As a young man, Malone wasn’t sure what was next for him. He went to UNH for a year, then came back home to regroup, but soon was back at UNH.
“Somehow, I’m not really sure, I ended up enrolling in the business school, hotel administration.” He graduated in December of 1977, and got a job in upstate New York.
“By education and profession, I am a hotelier.”
For the next decade, he worked for various hotels around the country – Iowa, Tennessee, Texas – and he was working for a hotel company in Minnesota when he was asked to take a temporary station in Aruba, where the company had purchased the Americana Aruba Beach Resort and Casino.

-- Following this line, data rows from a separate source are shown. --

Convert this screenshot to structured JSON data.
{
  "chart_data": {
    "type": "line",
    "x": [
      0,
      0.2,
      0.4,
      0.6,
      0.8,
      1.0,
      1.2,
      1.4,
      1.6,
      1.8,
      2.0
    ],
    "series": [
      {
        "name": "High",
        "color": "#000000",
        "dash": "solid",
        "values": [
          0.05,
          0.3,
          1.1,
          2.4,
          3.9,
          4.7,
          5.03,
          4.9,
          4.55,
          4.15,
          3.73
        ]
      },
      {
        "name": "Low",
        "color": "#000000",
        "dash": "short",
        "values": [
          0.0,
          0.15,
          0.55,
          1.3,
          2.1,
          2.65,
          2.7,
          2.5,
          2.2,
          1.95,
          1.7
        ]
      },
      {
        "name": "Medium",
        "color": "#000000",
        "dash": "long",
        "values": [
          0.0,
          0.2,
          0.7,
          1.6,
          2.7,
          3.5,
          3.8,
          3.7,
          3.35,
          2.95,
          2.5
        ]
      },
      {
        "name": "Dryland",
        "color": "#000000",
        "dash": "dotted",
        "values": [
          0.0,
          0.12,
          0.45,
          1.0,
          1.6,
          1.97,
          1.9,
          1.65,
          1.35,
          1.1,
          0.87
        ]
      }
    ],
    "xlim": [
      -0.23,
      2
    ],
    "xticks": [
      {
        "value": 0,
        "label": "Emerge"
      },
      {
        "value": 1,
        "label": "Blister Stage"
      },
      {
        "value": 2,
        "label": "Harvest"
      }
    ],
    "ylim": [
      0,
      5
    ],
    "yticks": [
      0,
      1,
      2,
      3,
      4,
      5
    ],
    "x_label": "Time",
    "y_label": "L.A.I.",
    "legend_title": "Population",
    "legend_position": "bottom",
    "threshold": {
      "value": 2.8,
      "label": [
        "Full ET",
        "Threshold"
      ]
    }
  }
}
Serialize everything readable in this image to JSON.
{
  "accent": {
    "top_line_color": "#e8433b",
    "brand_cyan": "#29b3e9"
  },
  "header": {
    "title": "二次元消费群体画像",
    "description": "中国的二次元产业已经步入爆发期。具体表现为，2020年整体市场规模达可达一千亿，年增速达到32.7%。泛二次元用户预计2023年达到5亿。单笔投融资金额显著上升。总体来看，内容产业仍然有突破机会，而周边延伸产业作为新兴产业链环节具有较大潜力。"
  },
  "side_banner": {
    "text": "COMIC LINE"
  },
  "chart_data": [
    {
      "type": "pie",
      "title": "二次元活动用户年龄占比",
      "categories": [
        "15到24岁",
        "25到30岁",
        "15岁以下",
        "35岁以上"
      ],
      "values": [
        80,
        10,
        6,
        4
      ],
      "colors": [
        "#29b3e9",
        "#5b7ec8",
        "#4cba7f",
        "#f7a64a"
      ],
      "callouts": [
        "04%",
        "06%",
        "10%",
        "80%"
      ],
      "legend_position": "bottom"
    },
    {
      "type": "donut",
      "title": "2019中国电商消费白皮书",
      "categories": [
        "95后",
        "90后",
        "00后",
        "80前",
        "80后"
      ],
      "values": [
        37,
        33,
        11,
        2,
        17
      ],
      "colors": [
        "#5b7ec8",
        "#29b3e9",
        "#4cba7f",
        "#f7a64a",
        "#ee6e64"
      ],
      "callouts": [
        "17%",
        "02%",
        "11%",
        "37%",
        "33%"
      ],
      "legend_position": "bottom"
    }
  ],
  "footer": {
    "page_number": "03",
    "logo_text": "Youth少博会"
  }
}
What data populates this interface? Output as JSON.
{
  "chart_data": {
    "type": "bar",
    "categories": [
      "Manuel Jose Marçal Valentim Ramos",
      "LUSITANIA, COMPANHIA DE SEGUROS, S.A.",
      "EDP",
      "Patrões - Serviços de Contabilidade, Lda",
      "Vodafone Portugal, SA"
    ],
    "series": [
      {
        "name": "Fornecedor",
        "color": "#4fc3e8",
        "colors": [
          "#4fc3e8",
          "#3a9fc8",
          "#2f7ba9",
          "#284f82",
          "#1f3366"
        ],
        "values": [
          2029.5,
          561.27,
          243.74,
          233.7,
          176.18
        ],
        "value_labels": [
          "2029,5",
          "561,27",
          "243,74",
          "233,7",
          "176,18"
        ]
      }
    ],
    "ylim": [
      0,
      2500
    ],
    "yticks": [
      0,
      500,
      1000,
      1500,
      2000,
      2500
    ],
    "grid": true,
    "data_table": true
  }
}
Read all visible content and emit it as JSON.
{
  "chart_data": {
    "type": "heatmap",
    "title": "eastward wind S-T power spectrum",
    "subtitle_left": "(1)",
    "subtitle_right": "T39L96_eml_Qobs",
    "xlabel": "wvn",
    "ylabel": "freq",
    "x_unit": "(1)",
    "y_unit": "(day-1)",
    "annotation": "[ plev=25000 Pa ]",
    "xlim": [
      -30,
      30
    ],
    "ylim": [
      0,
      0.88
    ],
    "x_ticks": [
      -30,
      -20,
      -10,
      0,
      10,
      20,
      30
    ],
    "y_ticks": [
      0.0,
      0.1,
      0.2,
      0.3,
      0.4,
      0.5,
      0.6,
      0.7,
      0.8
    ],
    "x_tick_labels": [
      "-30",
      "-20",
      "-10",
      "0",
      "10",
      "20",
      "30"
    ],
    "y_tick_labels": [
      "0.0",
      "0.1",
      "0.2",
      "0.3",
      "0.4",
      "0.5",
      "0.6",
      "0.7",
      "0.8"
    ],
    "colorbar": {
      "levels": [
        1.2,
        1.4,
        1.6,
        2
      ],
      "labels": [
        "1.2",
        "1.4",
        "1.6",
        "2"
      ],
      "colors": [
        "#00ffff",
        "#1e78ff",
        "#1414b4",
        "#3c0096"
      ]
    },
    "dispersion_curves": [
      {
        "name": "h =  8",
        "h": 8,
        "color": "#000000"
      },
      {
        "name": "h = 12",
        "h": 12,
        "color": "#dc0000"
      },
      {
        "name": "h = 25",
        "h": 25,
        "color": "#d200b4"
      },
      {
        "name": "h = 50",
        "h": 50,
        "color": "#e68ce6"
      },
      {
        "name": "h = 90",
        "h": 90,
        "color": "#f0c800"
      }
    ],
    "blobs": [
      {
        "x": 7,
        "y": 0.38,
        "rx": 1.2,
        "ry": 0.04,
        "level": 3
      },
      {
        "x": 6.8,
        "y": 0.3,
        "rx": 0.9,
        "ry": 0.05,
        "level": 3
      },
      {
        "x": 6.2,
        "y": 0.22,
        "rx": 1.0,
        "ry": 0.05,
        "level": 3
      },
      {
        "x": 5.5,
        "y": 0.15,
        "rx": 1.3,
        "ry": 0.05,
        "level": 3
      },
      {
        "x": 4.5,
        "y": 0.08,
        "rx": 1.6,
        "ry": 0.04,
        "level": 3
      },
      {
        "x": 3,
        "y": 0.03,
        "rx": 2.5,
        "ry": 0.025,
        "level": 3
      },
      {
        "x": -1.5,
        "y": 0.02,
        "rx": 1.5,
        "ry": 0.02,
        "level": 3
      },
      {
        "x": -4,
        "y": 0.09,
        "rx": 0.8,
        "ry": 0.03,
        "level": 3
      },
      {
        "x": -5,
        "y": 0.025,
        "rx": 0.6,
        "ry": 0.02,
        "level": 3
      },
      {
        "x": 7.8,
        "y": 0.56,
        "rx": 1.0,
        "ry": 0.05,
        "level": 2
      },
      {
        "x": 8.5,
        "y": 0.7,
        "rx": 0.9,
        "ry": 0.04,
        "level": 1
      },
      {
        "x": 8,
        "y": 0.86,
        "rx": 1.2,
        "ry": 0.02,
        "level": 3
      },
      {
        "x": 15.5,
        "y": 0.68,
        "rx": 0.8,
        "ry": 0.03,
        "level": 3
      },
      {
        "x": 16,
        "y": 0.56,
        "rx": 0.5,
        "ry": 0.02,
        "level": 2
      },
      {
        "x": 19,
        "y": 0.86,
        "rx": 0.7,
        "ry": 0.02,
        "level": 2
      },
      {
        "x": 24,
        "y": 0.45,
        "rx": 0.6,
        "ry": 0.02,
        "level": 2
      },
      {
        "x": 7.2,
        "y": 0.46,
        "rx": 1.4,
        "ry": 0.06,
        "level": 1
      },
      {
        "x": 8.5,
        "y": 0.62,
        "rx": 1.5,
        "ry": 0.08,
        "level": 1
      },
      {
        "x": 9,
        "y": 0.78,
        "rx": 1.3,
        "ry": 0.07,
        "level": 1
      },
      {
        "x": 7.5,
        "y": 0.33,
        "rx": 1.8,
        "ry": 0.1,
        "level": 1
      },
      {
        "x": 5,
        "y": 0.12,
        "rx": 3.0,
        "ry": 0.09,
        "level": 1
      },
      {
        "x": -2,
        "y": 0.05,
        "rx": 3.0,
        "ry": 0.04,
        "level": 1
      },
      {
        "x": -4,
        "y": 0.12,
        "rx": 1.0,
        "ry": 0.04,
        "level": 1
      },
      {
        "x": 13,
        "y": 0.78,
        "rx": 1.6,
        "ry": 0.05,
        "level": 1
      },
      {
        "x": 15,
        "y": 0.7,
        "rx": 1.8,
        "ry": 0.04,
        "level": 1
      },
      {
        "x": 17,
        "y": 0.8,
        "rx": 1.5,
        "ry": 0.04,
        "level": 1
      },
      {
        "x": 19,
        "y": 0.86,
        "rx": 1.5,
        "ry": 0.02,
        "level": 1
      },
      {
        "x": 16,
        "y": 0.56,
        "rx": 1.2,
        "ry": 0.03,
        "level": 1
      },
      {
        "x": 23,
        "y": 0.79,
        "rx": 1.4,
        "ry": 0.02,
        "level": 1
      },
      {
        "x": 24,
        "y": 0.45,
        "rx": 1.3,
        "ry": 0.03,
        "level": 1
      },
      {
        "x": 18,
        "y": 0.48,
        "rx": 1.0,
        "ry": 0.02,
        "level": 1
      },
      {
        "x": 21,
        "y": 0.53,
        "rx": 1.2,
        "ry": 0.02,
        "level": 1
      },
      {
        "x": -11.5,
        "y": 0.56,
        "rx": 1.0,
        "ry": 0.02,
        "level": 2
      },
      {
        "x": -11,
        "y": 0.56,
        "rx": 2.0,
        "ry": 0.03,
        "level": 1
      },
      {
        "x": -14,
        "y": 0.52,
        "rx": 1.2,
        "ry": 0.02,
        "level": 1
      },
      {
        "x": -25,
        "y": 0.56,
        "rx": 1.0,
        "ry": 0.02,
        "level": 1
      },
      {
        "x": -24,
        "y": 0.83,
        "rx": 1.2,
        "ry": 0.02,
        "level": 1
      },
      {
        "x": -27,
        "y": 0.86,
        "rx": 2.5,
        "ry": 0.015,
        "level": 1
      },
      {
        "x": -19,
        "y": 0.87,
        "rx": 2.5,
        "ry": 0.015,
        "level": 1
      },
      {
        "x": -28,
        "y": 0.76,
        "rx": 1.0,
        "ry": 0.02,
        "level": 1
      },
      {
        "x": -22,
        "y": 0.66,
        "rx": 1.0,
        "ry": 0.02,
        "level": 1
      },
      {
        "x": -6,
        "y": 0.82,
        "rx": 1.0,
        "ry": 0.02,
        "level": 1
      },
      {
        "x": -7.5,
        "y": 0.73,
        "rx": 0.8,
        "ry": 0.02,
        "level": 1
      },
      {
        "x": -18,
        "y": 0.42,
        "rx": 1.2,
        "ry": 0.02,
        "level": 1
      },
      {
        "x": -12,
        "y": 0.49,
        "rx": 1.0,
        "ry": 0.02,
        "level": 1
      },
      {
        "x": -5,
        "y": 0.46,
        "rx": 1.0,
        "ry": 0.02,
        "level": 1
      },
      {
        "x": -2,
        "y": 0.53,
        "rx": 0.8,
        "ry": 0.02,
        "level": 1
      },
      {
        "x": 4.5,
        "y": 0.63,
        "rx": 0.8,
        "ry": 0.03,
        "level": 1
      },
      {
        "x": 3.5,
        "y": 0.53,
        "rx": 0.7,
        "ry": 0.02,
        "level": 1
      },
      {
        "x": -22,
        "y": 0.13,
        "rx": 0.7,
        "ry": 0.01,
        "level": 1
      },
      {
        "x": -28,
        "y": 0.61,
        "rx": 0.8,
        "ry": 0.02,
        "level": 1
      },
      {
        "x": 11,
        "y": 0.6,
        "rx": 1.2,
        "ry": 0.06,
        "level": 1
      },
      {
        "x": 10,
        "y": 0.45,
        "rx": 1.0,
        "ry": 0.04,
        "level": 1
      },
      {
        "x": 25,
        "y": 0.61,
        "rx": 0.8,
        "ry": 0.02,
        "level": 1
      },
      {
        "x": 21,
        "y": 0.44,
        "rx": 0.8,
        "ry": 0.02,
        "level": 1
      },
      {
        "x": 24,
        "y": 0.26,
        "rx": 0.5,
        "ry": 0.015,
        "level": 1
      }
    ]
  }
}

“I was there for two months and they said, ‘Do you want to stay here and run this hotel or go back to Minnesota?’” Malone ended up running that hotel, a 200-room beachside property, for 12 years.
“After I had spent many years there, I said, this is where I’m supposed to be,” he said, though the Aruba of today is different from the island of 30 years ago.
When he arrived, Aruba had a few hotels and limited contact with the bustle of the outside world. Perishable goods arrived on a container ship, once each month. Over that time, Malone has seen hospitality flourish into the island’s biggest and most consistent businesses. Aruba’s location, less than 20 miles north of Venezuela, is outside of the hurricane path, and its low crime rate and calm, sandy beaches have made it the preferred destination for many island vacationers. And, on the strength of the hospitality industry, Aruba now has the highest standard of living in the Caribbean.
After the Americana, Malone worked for several other hotels in Aruba, while also consulting with business associations. Since 2014, he has worked for the Aruba Tourism Authority.
His new job came with a catch. Since he was tasked with selling the island to the U.S. and Canada, he would have to leave the tropical paradise for its polar opposite: New York City.
“When they asked me to come here, I said, wow, if I thought moving to Aruba from Minnesota was culture shock, moving from an island in the southern Caribbean to Manhatten?... It’s just a whole different kind of life.”
There are about 750,000 visitors to Aruba from the U.S. and Canada each year, not including cruise ship passengers. That represents 65 percent of all visitation to the island, and most of those visitors are from Boston, New York or Philadelphia.
Malone lives and works in the city, though he continues to own a home in Aruba, which he visits whenever he can.
It’s worth it for him, because he can continue to promote and grow an industry that he has helped to foster for the past 30 years, for an island to which he has become devoted.
“It’s been great to be part of it, quite frankly. Great people, I developed a sense of passion and love for the island,” he said. “What I really enjoy is promotion of the destination, the fact that I can tell the Aruba story... I love telling that story because I have lived it, it’s a unique opportunity to be able to do that. I have seen Aruba grow from a small island that welcomed a few tourists 30 years ago to a major player in the Caribbean. I get a great sense of satisfaction out of it.”
Malone’s visit this weekend will be the first time home in more than four years.
“I’m looking forward to driving around my old stomping grounds. I always find, when I go back, as much as it changes, it doesn’t change. It’s changed so much, but it’s still the feel of a neat little New England, New Hampshire town. It brings back great memories.”